A Constituição da República (1988) estabelece, em seu art. 5º, inc. XLIII, que:
a lei considerará crimes inafiançáveis e insuscetíveis de graça ou anistia a prática da tortura, o tráfico ilícito de entorpecentes e drogas afins, o terrorismo e os definidos como crimes hediondos, por eles respondendo os mandantes, os executores e os que, podendo evitá-los, se omitirem.
Estabelece o art. 2º da Lei 8.072/1990:
Art. 2º Os crimes hediondos, a prática da tortura, o tráfico ilícito de entorpecentes e drogas afins e o terrorismo são insuscetíveis de:
I - anistia, graça e indulto;
II – fiança.
§ 1o A pena por crime previsto neste artigo será cumprida inicialmente em regime fechado.
§ 2o A progressão de regime, no caso dos condenados aos crimes previstos neste artigo, dar-se-á após o cumprimento de 2/5 (dois quintos) da pena, se o apenado for primário, e de 3/5 (três quintos), se reincidente. [...]
Vejamos o teor do art. 33 da Lei 11.343/2006:
Art. 33. Importar, exportar, remeter, preparar, produzir, fabricar, adquirir, vender, expor à venda, oferecer, ter em depósito, transportar, trazer consigo, guardar, prescrever, ministrar, entregar a consumo ou fornecer drogas, ainda que gratuitamente, sem autorização ou em desacordo com determinação legal ou regulamentar:
Pena - reclusão de 5 (cinco) a 15 (quinze) anos e pagamento de 500 (quinhentos) a 1.500 (mil e quinhentos) dias-multa.

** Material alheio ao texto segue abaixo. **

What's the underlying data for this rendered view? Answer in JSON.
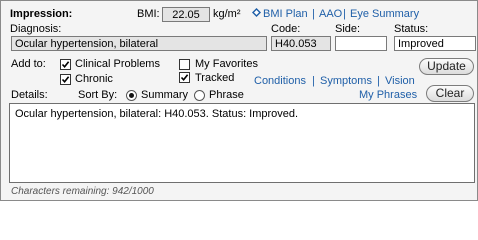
{
  "header": {
    "title": "Impression:",
    "bmi_label": "BMI:",
    "bmi_value": "22.05",
    "bmi_unit": "kg/m²",
    "bmi_plan_label": "BMI Plan",
    "aao_label": "AAO",
    "eye_summary_label": "Eye Summary",
    "separator": "|"
  },
  "diagnosis": {
    "label": "Diagnosis:",
    "value": "Ocular hypertension, bilateral",
    "code_label": "Code:",
    "code_value": "H40.053",
    "side_label": "Side:",
    "side_value": "",
    "status_label": "Status:",
    "status_value": "Improved"
  },
  "add_to": {
    "label": "Add to:",
    "clinical_problems": {
      "label": "Clinical Problems",
      "checked": true
    },
    "my_favorites": {
      "label": "My Favorites",
      "checked": false
    },
    "chronic": {
      "label": "Chronic",
      "checked": true
    },
    "tracked": {
      "label": "Tracked",
      "checked": true
    }
  },
  "links": {
    "conditions": "Conditions",
    "symptoms": "Symptoms",
    "vision": "Vision",
    "my_phrases": "My Phrases"
  },
  "buttons": {
    "update": "Update",
    "clear": "Clear"
  },
  "details": {
    "label": "Details:",
    "sort_by_label": "Sort By:",
    "summary_label": "Summary",
    "phrase_label": "Phrase",
    "selected_sort": "Summary",
    "text": "Ocular hypertension, bilateral: H40.053. Status: Improved."
  },
  "footer": {
    "characters_remaining": "Characters remaining: 942/1000"
  },
  "colors": {
    "link": "#1f5fa8",
    "panel_bg": "#f4f4f4"
  },
  "icons": {
    "bmi_plan": "diamond-icon",
    "checkbox": "checkmark-icon"
  }
}
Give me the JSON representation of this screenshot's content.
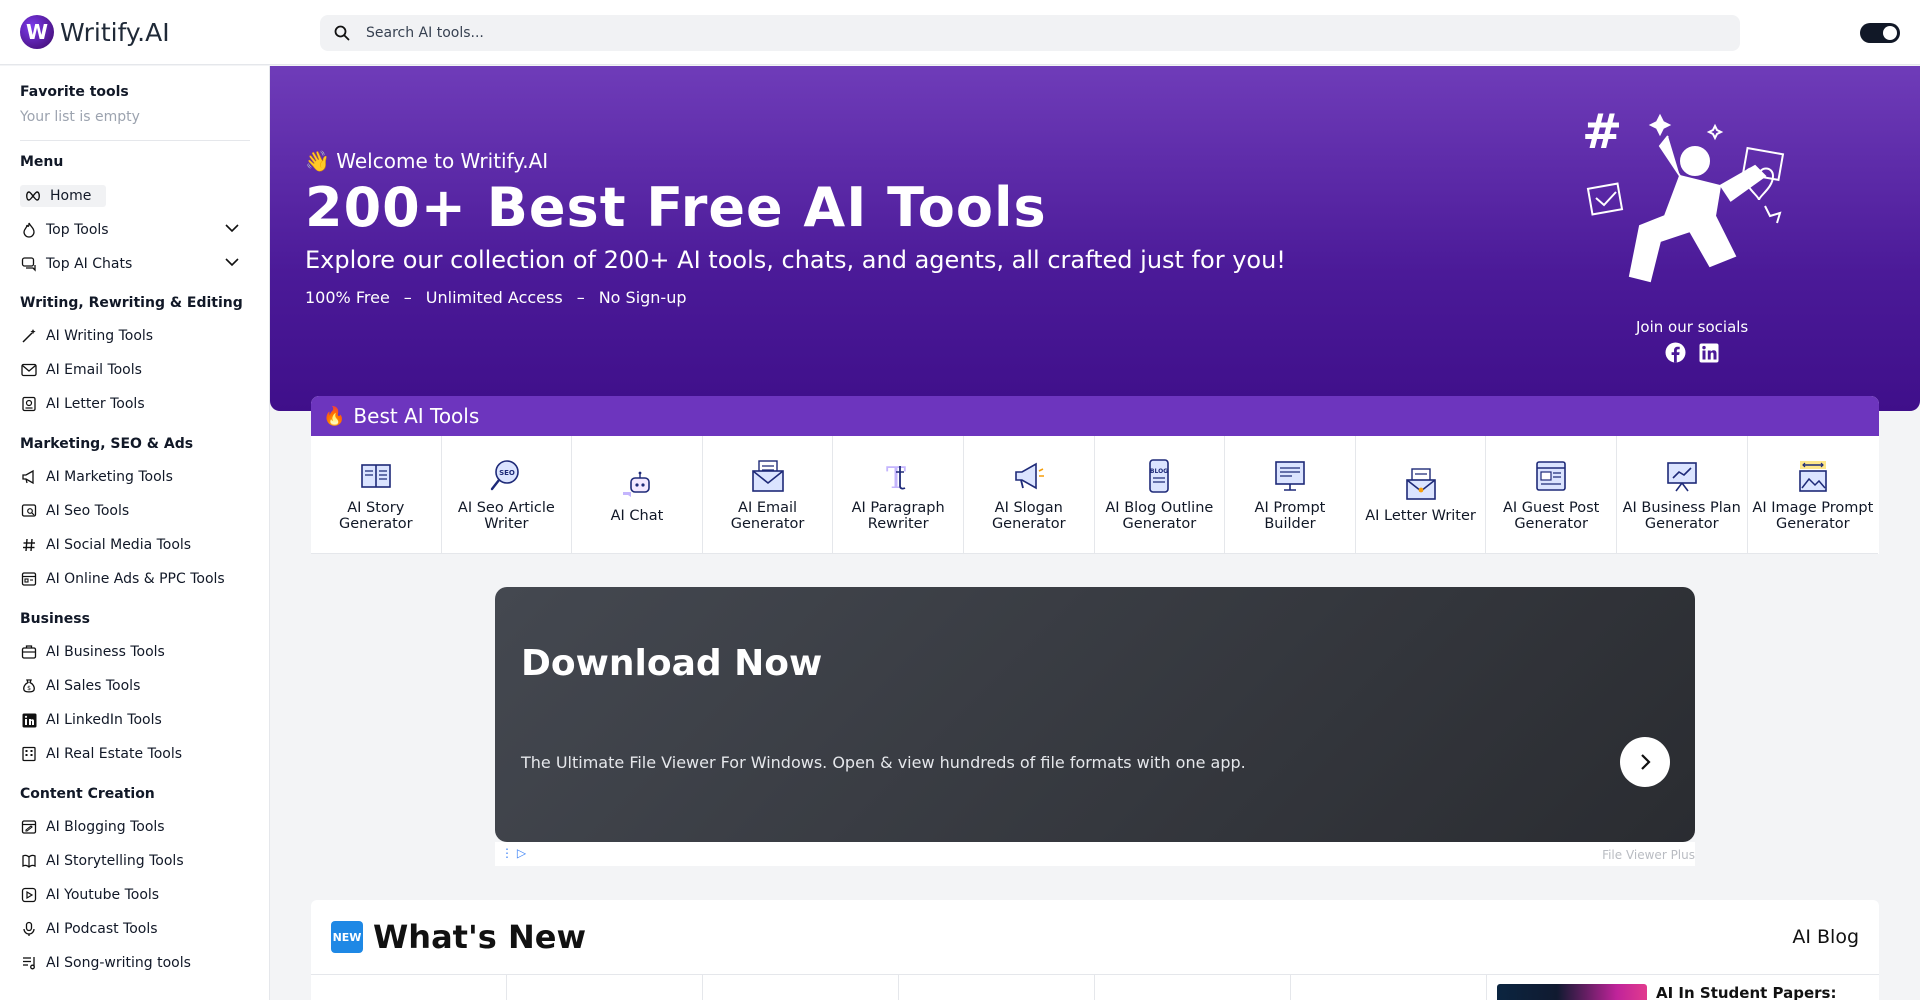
{
  "header": {
    "brand": "Writify.AI",
    "logo_letter": "W",
    "search_placeholder": "Search AI tools..."
  },
  "sidebar": {
    "favorites_title": "Favorite tools",
    "favorites_empty": "Your list is empty",
    "menu_title": "Menu",
    "menu_items": [
      {
        "label": "Home",
        "icon": "infinity-icon"
      },
      {
        "label": "Top Tools",
        "icon": "flame-icon"
      },
      {
        "label": "Top AI Chats",
        "icon": "chat-icon"
      }
    ],
    "sections": [
      {
        "title": "Writing, Rewriting & Editing",
        "items": [
          "AI Writing Tools",
          "AI Email Tools",
          "AI Letter Tools"
        ]
      },
      {
        "title": "Marketing, SEO & Ads",
        "items": [
          "AI Marketing Tools",
          "AI Seo Tools",
          "AI Social Media Tools",
          "AI Online Ads & PPC Tools"
        ]
      },
      {
        "title": "Business",
        "items": [
          "AI Business Tools",
          "AI Sales Tools",
          "AI LinkedIn Tools",
          "AI Real Estate Tools"
        ]
      },
      {
        "title": "Content Creation",
        "items": [
          "AI Blogging Tools",
          "AI Storytelling Tools",
          "AI Youtube Tools",
          "AI Podcast Tools",
          "AI Song-writing tools"
        ]
      }
    ]
  },
  "hero": {
    "welcome_emoji": "👋",
    "welcome": "Welcome to Writify.AI",
    "title": "200+ Best Free AI Tools",
    "subtitle": "Explore our collection of 200+ AI tools, chats, and agents, all crafted just for you!",
    "tags": [
      "100% Free",
      "–",
      "Unlimited Access",
      "–",
      "No Sign-up"
    ],
    "socials_label": "Join our socials",
    "socials": [
      "facebook-icon",
      "linkedin-icon"
    ]
  },
  "best_tools": {
    "title": "Best AI Tools",
    "tools": [
      {
        "label": "AI Story Generator",
        "icon": "book-icon"
      },
      {
        "label": "AI Seo Article Writer",
        "icon": "seo-magnifier-icon"
      },
      {
        "label": "AI Chat",
        "icon": "robot-chat-icon"
      },
      {
        "label": "AI Email Generator",
        "icon": "envelope-icon"
      },
      {
        "label": "AI Paragraph Rewriter",
        "icon": "text-cursor-icon"
      },
      {
        "label": "AI Slogan Generator",
        "icon": "megaphone-icon"
      },
      {
        "label": "AI Blog Outline Generator",
        "icon": "blog-phone-icon"
      },
      {
        "label": "AI Prompt Builder",
        "icon": "monitor-icon"
      },
      {
        "label": "AI Letter Writer",
        "icon": "letter-icon"
      },
      {
        "label": "AI Guest Post Generator",
        "icon": "browser-card-icon"
      },
      {
        "label": "AI Business Plan Generator",
        "icon": "presentation-icon"
      },
      {
        "label": "AI Image Prompt Generator",
        "icon": "image-resize-icon"
      }
    ]
  },
  "ad": {
    "title": "Download Now",
    "text": "The Ultimate File Viewer For Windows. Open & view hundreds of file formats with one app.",
    "advertiser": "File Viewer Plus"
  },
  "whats_new": {
    "badge": "NEW",
    "title": "What's New",
    "blog_link": "AI Blog",
    "blog_post_title": "AI In Student Papers:"
  },
  "colors": {
    "brand_purple": "#6d35be",
    "hero_top": "#6f3cb9",
    "hero_bottom": "#3f0f8a",
    "ad_bg": "#2a2c31"
  }
}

§ 1o Nas mesmas penas incorre quem:
I - importa, exporta, remete, produz, fabrica, adquire, vende, expõe à venda, oferece, fornece, tem em depósito, transporta, traz consigo ou guarda, ainda que gratuitamente, sem autorização ou em desacordo com determinação legal ou regulamentar, matéria-prima, insumo ou produto químico destinado à preparação de drogas;
II - semeia, cultiva ou faz a colheita, sem autorização ou em desacordo com determinação legal ou regulamentar, de plantas que se constituam em matéria-prima para a preparação de drogas;
III - utiliza local ou bem de qualquer natureza de que tem a propriedade, posse, administração, guarda ou vigilância, ou consente que outrem dele se utilize, ainda que gratuitamente, sem autorização ou em desacordo com determinação legal ou regulamentar, para o tráfico ilícito de drogas.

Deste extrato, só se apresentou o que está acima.